This locomotive was built by W G Bagnall in 1929 and delivered new to the Salt End Works of the Distillers Company at Kingston upon Hull.
It was a fireless locomotive which means that it had a steam accumulator rather than a boiler and was charged up with steam from a stationary boiler. It also meant that there was no chance of it starting a fire.
The Salt End site was opened in May 1914 when the North Eastern Railway Company built jetties connected to its railway system one mile away at King George Dock. Herbert Green & Co built a plant at Salt End, near Hull, to produce alcohol from fermentation of molasses with subsequent distillation. In 1925 the plant was acquired by the Distillers Company Limited which had been formed in 1877 by a combination of six Scotch whisky distilleries. The distillery at Salt End was bought by BP in 1967
At some stage the locomotive moved from the distillery at Salt End to the at Procter & Gamble the soap manufacturer at West Thurrock on the River Thames in Essex.
In late 1979 the locomotive moved to the North Norfolk Railway and was put on display at Sheringham station for a number of years.
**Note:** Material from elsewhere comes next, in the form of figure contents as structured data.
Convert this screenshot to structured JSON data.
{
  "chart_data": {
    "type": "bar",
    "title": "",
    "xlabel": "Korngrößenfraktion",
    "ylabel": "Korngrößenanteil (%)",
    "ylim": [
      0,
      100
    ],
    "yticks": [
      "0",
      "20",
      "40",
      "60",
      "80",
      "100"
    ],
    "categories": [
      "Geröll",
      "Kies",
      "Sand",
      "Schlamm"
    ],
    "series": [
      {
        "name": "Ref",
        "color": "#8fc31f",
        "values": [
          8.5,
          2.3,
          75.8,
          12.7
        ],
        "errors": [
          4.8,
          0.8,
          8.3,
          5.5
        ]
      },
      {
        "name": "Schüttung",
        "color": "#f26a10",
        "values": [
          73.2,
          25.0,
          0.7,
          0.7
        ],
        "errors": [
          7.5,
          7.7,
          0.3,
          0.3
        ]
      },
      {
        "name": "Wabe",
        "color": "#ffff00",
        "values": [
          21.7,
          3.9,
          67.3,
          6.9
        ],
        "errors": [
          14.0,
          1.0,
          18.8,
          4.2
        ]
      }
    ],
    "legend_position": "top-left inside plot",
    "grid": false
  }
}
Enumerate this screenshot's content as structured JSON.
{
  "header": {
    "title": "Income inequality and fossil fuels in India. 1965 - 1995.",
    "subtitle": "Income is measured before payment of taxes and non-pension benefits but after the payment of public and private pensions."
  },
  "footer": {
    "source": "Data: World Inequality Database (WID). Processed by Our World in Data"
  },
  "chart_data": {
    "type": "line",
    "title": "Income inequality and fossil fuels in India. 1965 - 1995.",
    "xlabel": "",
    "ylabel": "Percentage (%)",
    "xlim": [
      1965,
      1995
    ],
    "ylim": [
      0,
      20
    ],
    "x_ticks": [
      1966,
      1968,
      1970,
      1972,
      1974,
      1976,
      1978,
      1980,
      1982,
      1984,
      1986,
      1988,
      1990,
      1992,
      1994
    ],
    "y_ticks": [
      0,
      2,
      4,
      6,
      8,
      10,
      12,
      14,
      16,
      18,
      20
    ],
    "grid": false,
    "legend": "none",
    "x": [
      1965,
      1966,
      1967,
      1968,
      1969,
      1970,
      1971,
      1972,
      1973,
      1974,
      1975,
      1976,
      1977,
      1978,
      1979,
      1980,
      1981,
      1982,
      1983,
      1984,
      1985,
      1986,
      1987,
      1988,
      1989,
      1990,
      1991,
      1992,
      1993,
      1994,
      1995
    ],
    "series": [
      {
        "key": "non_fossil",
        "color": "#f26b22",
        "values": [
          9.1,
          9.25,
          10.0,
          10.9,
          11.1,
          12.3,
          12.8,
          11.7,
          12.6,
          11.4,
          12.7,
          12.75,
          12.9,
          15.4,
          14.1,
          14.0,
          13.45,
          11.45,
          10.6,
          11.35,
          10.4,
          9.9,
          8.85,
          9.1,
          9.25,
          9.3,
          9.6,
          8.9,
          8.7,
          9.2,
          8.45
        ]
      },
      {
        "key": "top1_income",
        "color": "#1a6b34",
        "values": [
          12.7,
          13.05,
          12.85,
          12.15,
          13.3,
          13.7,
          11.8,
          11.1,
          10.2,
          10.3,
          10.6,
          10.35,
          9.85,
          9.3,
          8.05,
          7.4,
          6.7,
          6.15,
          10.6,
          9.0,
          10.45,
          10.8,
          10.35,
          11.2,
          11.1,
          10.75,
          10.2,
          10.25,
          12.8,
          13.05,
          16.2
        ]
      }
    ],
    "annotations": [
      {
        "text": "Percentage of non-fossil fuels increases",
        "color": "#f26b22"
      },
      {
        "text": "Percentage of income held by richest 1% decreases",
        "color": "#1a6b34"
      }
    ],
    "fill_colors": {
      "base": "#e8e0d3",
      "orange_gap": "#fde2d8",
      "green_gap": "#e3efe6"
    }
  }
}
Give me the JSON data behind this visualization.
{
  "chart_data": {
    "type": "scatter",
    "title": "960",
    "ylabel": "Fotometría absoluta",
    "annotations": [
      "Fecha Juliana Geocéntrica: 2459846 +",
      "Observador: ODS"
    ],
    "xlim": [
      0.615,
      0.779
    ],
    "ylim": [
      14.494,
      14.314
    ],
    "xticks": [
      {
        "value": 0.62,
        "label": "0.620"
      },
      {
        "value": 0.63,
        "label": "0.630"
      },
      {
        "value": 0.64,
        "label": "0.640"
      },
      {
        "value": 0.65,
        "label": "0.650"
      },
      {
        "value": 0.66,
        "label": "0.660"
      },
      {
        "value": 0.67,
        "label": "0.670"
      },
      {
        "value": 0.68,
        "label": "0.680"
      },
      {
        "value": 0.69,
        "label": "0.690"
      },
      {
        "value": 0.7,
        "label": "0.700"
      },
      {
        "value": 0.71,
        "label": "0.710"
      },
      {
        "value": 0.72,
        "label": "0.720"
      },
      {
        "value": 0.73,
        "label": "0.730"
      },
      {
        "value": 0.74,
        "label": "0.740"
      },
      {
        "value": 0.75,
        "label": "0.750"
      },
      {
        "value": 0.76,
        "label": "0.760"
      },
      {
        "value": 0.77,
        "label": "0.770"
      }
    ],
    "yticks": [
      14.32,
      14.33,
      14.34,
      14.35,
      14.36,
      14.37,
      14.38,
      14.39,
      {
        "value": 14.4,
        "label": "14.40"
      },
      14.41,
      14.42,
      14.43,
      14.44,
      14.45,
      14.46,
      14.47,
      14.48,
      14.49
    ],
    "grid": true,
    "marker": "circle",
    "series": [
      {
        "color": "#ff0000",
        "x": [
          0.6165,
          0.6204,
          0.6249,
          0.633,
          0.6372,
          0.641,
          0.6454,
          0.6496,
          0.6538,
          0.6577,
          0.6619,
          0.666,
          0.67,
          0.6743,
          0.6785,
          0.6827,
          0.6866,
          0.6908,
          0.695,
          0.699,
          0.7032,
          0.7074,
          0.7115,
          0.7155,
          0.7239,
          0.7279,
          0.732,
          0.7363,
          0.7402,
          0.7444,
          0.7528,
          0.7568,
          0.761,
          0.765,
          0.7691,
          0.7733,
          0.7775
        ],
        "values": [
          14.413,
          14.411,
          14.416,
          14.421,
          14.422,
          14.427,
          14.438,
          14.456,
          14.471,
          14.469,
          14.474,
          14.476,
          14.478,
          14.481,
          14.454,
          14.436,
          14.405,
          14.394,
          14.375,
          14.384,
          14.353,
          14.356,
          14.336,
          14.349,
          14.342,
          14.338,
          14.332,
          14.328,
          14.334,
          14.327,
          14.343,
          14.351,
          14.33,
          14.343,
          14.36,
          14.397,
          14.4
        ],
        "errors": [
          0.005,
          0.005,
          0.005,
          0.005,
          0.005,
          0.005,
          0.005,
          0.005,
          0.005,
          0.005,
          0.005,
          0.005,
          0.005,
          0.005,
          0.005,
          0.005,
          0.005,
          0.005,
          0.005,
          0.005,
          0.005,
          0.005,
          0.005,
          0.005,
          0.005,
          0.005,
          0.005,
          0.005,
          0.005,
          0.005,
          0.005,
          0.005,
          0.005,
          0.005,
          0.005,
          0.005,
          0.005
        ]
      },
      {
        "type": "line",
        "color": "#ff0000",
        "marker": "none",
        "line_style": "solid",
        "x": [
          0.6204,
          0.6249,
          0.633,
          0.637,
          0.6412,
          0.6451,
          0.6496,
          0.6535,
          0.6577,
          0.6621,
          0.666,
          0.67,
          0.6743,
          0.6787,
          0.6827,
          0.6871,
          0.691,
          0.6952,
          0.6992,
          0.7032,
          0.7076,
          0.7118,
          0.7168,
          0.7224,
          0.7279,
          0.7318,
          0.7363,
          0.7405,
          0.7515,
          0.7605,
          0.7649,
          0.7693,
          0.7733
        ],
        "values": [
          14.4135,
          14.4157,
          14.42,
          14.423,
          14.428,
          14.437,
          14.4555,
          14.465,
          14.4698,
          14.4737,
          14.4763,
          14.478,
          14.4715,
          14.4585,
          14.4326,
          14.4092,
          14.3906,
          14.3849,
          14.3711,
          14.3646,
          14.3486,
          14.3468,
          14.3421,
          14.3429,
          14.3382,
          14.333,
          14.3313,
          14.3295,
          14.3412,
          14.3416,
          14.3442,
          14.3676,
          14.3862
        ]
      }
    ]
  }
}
Around 2004 it moved to a private site at Holt Farm, Broughton Astley, Leicestershire
In September 2008, it moved four miles to Blaby, Leicestershire. Here it was placed on a plinth in a field alongside the Leicester-Birmingham railway line. It was used in a semi-derelict and unmaintained manner, to publicise a campaign to re-open Blaby railway station.
The locomotive is now stored at the Wakes Showground near Blaby, Leicestershire.